After being this way most of my life I reached a point where there was nothing else to give. The well had finally run dry; I was scrapping the bottom of the barrel. All the muck and stuck stuff was being dredged up. What started to show up in my life was not pretty. So much anger, fear, frustration, numbness, exhaustion, not coping and the list goes on and on.
The catalyst for me to choice to change the way I saw myself and my world happened when I became a mum. I never really knew me prior to being a mum and it got worse after becoming one. Again life was showing me that I nurtured my kids, hubby, family, friends everyone but me. Added to this mix was having Post Natal Depression with both my kids (now 11 and 9). I ended up on the same rollercoaster ride from my child hood. WHY? Well because I never really got to the core of WHY I kept choosing to create my life like this. WHY I never felt good enough to choose more for me.
The journey of many tiny steps began…the exploration and delicious discovery of: WHO AM I? This was my time to rediscover and unlock the real me from behind the barriers that I had placed around my heart, around my whole being to keep others out, only I also kept myself out. I had no idea who I was, what I enjoyed, what I was capable of. I had never taken the time to find me. If I stay hidden then I could hide the fact that I never felt as though I was enough! I always believed that others would also see that I wasn't enough. The lies we tell ourselves can destroy, debilitate and stop us from living.

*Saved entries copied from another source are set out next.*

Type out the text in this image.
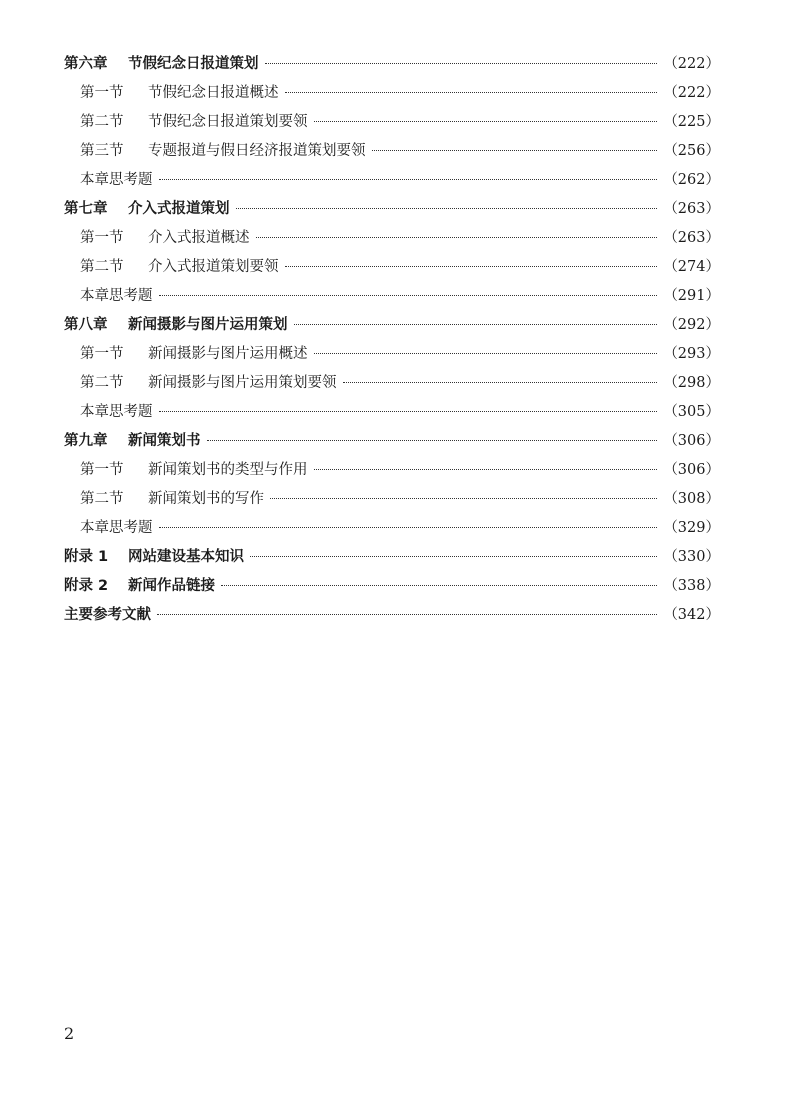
第六章	节假纪念日报道策划	（222）
第一节	节假纪念日报道概述	（222）
第二节	节假纪念日报道策划要领	（225）
第三节	专题报道与假日经济报道策划要领	（256）
本章思考题	（262）
第七章	介入式报道策划	（263）
第一节	介入式报道概述	（263）
第二节	介入式报道策划要领	（274）
本章思考题	（291）
第八章	新闻摄影与图片运用策划	（292）
第一节	新闻摄影与图片运用概述	（293）
第二节	新闻摄影与图片运用策划要领	（298）
本章思考题	（305）
第九章	新闻策划书	（306）
第一节	新闻策划书的类型与作用	（306）
第二节	新闻策划书的写作	（308）
本章思考题	（329）
附录 1	网站建设基本知识	（330）
附录 2	新闻作品链接	（338）
主要参考文献	（342）
2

When we are in a place of survival we cannot conceive what we would like to have in our life. Often getting through our day is all we have in us. I know you can change this. I know that it is possible to move from survival to living your life and enjoying your life.
Will it be uncomfortable? .... Probably. Will it be worth it! .... Every bit of it.
My gift and contribution to you is to empower, inspire and invite you to be you. To offer you simple, practical strategies to cope and live your life. I desire to show you that you can love your life and be the best YOU!
Life is meant to be easy, fun, joyful and filled with gratitude for it all.
It takes time. It takes making choices. It takes action and it takes absolute trust and belief in YOU!
What could possibly change in your life when you know that YOU are enough? You can have a life that you love and I am here for you.
Choose to start where you are today, in this very moment, right now.